30.) Plaintiff later amended his onset date to December 1, 2006. (Tr. 10.)
Carolyn W. Colvin became the Social Security Commissioner on February 14, 2013. Pursuant to Rule
25(d)(1) of the Federal Rules of Civil Procedure, Carolyn W. Colvin has been substituted for Commissioner
Michael J. Astrue as the defendant in this suit.
At the time of the administrative hearing, Plaintiff was 50 years old, possessed a high school
diploma, and had completed approximately one and one-half years of college. (Tr. 858.) The Plaintiff
had past relevant work experience (“PRW”) as a mechanic helper, shipping and receiving clerk, and a
custodian. (Tr. 16.)
On November 22, 2011, the ALJ concluded that the Plaintiff had the following severe
impairments: Polysubstance Abuse, Back Pain, Personality Disorder, Epilepsy, and Hepatitis C. (Tr. 13.)
The ALJ found based on all of the impairments, including the substance use disorder, that Plaintiff
maintained the residual functional capacity to perform light work except that he “is unable to meet
competitive work standards in: remembering work-like procedures, maintaining attention for two hour
segments, maintaining regular attendance and punctuality, sustaining an ordinary routine without special
supervision, completing a normal workday and workweek without interruptions from psychologically
based symptoms and performing at a consistent pace without an unreasonable number and length of rest
periods.” (Tr. 15.) The ALJ also found that his impairments or treatment would cause him to be absent
from work more than four days per month. (Tr. 15.) Through the use of post-hearing interrogatories to
Vocational Expert (“VE”) Sarah Moore, the ALJ determined that the Plaintiff is unable to make a
successful vocational adjustment to work that exists in significant numbers in the national economy. (Tr.
17.) A finding of “disabled” was therefore appropriate. (Tr. 17.)

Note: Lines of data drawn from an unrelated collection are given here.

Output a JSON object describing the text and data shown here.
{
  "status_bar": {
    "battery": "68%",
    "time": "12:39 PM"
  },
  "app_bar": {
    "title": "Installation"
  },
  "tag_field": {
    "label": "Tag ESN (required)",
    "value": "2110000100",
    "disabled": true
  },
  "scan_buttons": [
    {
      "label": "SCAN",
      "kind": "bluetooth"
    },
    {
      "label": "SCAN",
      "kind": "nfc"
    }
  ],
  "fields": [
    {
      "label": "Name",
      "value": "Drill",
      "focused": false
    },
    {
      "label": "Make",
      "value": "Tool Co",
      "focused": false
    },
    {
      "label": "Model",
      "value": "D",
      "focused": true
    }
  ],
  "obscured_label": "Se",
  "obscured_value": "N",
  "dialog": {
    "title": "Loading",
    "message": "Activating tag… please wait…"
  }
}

However, the ALJ also found that “[i]f the claimant stopped the substance use, the claimant
would not have an impairment or combination of impairments that meets or medically equals any of the
impairment list[ings].”(Tr. 17.) Without the substance use, the ALJ found that that Plaintiff maintained
the residual functional capacity to perform light work with the following limitations: “claimant is limited
to work where interpersonal contact is incidental to the work performed. He is also limited to work where
the complexity of tasks is learned and performed rote, with few variables and little judgment required.
In addition, the claimant is limited to work where the supervision required is simple, direct, and concrete.
Moreover, the claimant must avoid hazards, including unprotected heights and moving machinery. The
claimant can occasionally climb, balance, crawl, kneel, stoop, and crouch. Furthermore, the claimant can
frequently finger and handle.” (Tr. 18.) The VE opined that if Plaintiff stopped his substance abuse, he
would be able to perform work as an assembler, inspector/tester, or machine tender. (Tr. 22.) Therefore
Plaintiff would not be disabled if he stopped substance use. (Tr. 23.)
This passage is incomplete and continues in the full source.